After removing the lowest and highest 3 values, the remaining values are: 20, 22, 25, 28, 30, 32, 35, 38, 40, 42, 45, 48, 50, 52.

The sum of these values is 647, and dividing by 14 gives a 15 trimmed mean of approximately 46.21.

Final Result

The 15 trimmed mean for this dataset is approximately 46.21.

FAQ

What is the difference between the 15 trimmed mean and the standard mean?

The standard mean calculates the average of all data points, including outliers, while the 15 trimmed mean excludes the highest and lowest 15% of data points before calculating the average. This makes the trimmed mean more robust to outliers and skewed distributions.

When should I use the 15 trimmed mean instead of the median?

The 15 trimmed mean is useful when you want to consider more than just the middle value of the dataset.

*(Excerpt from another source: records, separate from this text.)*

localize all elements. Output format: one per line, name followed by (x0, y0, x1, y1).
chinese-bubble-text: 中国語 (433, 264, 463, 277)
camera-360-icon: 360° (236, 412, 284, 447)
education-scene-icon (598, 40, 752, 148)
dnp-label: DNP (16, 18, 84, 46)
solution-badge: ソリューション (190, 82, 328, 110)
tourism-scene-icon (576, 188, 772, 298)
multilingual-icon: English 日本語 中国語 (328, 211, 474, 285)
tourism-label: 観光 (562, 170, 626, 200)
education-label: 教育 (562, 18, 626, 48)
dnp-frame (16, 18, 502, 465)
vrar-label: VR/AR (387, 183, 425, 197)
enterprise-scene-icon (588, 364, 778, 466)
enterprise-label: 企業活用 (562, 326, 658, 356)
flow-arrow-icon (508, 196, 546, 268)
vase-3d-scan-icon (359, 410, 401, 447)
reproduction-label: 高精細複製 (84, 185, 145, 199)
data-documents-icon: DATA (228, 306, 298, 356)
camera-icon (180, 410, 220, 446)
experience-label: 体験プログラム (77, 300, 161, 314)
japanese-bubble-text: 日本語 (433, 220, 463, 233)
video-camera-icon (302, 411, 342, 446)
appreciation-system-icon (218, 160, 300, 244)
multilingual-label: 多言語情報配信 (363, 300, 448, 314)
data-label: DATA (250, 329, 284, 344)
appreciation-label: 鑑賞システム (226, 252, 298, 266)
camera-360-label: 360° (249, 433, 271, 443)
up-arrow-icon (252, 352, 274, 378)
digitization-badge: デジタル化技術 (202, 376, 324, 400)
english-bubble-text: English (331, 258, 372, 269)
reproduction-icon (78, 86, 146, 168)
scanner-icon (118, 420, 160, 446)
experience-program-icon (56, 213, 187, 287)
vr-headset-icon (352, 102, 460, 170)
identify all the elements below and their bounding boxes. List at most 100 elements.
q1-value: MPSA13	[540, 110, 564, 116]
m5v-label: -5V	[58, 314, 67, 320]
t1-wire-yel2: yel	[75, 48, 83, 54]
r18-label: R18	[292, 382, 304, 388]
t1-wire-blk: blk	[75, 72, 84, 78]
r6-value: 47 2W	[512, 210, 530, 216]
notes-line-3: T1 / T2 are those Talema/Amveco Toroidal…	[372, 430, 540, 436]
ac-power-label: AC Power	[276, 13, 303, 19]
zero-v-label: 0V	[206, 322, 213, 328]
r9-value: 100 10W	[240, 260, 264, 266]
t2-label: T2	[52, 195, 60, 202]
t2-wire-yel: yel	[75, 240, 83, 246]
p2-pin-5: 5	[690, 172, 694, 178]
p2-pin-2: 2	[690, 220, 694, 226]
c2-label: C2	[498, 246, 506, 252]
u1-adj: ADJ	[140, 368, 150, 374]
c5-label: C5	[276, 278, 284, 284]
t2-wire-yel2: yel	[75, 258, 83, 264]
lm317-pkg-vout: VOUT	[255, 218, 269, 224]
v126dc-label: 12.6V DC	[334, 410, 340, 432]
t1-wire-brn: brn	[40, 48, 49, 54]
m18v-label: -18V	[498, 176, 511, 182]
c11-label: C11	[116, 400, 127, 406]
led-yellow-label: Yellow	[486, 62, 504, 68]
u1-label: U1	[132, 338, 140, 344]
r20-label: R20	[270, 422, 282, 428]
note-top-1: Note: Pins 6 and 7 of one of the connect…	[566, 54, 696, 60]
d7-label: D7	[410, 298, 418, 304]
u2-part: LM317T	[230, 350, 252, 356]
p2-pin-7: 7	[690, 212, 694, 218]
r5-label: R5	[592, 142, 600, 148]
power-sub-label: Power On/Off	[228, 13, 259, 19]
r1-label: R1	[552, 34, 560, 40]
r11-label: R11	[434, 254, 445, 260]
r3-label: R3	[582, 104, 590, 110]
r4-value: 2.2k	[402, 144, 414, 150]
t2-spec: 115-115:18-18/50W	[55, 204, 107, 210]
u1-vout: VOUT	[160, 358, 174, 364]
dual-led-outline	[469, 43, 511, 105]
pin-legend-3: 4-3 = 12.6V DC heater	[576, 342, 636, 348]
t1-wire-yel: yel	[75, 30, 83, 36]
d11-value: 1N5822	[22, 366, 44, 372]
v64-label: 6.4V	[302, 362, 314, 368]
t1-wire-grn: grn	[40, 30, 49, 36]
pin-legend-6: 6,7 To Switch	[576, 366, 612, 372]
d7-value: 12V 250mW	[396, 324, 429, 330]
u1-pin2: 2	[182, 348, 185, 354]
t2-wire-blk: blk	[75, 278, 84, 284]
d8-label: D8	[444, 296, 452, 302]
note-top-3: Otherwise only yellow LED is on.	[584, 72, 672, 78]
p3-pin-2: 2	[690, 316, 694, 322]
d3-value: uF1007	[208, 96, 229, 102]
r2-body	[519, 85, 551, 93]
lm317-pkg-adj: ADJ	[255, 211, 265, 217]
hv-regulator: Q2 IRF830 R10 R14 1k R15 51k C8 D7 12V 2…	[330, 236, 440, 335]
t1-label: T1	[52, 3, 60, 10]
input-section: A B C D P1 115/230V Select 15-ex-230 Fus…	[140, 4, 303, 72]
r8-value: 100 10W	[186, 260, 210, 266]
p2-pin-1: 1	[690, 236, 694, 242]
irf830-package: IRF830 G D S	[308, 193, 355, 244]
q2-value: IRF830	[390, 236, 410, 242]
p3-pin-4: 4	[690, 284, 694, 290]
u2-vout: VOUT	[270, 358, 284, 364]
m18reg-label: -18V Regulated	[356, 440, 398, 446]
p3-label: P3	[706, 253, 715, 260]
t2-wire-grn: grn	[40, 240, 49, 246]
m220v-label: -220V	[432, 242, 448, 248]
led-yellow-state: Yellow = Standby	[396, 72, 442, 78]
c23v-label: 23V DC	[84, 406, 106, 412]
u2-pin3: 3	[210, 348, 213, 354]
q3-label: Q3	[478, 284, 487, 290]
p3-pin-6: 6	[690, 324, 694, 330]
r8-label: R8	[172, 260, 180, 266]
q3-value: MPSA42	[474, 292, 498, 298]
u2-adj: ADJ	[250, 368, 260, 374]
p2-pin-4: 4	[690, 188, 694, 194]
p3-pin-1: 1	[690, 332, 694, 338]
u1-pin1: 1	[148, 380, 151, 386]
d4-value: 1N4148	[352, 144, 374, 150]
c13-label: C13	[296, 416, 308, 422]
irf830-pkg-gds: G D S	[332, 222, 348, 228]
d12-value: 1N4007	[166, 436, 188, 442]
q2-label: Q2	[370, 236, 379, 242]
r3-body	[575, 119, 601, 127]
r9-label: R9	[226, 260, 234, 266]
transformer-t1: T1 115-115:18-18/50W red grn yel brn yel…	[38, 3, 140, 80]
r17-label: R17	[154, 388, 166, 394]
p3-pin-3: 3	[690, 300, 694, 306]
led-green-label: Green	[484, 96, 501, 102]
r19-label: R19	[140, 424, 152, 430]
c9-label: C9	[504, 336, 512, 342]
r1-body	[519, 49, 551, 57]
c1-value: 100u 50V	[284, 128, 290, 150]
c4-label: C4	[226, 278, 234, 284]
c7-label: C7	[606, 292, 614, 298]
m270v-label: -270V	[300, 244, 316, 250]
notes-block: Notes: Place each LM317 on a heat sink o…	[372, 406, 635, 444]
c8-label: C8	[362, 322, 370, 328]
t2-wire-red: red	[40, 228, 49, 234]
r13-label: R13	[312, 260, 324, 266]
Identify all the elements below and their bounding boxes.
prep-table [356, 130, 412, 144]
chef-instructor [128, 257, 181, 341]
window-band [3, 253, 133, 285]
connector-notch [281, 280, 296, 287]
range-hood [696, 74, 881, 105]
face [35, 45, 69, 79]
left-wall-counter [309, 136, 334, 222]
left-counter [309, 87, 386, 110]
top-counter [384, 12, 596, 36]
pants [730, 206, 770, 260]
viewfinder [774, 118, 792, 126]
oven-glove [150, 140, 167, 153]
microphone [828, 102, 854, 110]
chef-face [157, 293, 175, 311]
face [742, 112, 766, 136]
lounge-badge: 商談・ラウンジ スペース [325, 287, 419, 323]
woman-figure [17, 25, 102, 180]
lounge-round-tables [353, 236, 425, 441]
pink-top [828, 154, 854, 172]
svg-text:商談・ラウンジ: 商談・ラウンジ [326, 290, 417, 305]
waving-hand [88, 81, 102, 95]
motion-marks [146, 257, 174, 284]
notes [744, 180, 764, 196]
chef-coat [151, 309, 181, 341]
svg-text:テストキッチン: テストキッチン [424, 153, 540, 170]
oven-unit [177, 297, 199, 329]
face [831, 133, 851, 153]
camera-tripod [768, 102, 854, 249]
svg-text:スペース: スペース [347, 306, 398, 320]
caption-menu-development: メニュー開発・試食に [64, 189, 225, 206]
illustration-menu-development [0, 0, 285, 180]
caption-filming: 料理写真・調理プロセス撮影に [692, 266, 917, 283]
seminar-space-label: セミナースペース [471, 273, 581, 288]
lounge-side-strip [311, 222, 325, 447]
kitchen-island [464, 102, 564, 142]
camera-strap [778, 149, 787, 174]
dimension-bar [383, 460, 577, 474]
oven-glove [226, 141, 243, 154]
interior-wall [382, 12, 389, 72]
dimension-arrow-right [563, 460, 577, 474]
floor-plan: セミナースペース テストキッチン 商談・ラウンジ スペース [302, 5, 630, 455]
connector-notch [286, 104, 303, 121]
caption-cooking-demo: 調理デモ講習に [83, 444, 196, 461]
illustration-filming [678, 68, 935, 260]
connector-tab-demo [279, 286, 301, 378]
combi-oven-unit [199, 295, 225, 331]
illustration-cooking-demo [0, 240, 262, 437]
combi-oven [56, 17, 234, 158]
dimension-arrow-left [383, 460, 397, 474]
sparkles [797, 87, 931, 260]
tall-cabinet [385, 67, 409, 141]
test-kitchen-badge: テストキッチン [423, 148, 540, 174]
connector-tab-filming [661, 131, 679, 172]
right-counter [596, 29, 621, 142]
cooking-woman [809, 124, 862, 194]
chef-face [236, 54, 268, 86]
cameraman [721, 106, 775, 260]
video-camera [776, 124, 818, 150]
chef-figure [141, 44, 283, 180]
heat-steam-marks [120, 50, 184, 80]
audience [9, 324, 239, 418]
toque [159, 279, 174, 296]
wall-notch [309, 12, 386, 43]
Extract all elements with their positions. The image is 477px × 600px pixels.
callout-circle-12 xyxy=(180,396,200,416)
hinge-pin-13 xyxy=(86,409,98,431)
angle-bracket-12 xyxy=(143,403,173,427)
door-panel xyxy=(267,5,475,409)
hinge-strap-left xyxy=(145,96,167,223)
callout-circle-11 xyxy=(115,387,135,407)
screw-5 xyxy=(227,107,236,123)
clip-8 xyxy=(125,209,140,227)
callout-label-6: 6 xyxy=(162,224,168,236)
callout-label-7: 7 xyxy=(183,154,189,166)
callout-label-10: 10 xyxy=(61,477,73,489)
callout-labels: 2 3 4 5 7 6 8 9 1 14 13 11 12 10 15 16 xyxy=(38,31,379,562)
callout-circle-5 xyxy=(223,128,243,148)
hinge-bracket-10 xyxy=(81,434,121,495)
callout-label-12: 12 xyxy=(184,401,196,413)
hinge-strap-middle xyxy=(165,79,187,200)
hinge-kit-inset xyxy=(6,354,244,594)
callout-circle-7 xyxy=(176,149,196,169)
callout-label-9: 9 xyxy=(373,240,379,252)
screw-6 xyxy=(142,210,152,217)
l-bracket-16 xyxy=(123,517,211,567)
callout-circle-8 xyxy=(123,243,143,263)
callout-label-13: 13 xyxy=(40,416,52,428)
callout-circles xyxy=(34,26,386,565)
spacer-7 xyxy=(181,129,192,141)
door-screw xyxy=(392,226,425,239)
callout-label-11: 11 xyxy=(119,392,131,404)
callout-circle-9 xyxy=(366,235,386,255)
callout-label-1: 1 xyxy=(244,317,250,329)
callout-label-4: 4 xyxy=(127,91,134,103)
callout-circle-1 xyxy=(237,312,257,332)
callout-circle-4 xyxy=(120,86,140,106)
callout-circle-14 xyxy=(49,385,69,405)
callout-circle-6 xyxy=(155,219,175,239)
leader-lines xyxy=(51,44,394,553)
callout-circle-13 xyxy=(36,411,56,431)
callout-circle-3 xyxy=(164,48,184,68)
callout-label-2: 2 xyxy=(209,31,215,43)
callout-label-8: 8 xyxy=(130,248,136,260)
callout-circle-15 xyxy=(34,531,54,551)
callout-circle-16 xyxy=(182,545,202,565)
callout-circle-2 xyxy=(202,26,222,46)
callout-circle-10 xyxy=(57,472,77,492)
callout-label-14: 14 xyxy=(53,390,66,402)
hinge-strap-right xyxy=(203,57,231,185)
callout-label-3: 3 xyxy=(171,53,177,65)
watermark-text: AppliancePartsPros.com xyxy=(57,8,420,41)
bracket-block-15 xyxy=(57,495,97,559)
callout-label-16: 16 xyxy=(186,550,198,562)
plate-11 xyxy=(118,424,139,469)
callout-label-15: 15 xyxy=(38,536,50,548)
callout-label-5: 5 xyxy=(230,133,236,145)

It provides a balance between the median and the mean by excluding extreme values while still using the central portion of the data.

Can the 15 trimmed mean be used for small datasets?

Yes, the 15 trimmed mean can be used for small datasets, but the number of points to trim must be a whole number. For very small datasets, the trimmed mean may not provide meaningful results as it could remove too many data points.

Is the 15 trimmed mean affected by outliers?

The 15 trimmed mean is less affected by outliers compared to the standard mean because it excludes the highest and lowest 15% of data points. However, it is still influenced by extreme values within the remaining 70% of the data.

How does the 15 trimmed mean compare to other trimmed means?

The 15 trimmed mean is one of several trimmed means, such as the 10% trimmed mean or 20% trimmed mean. The choice of percentage depends on the specific requirements of the analysis and the nature of the data.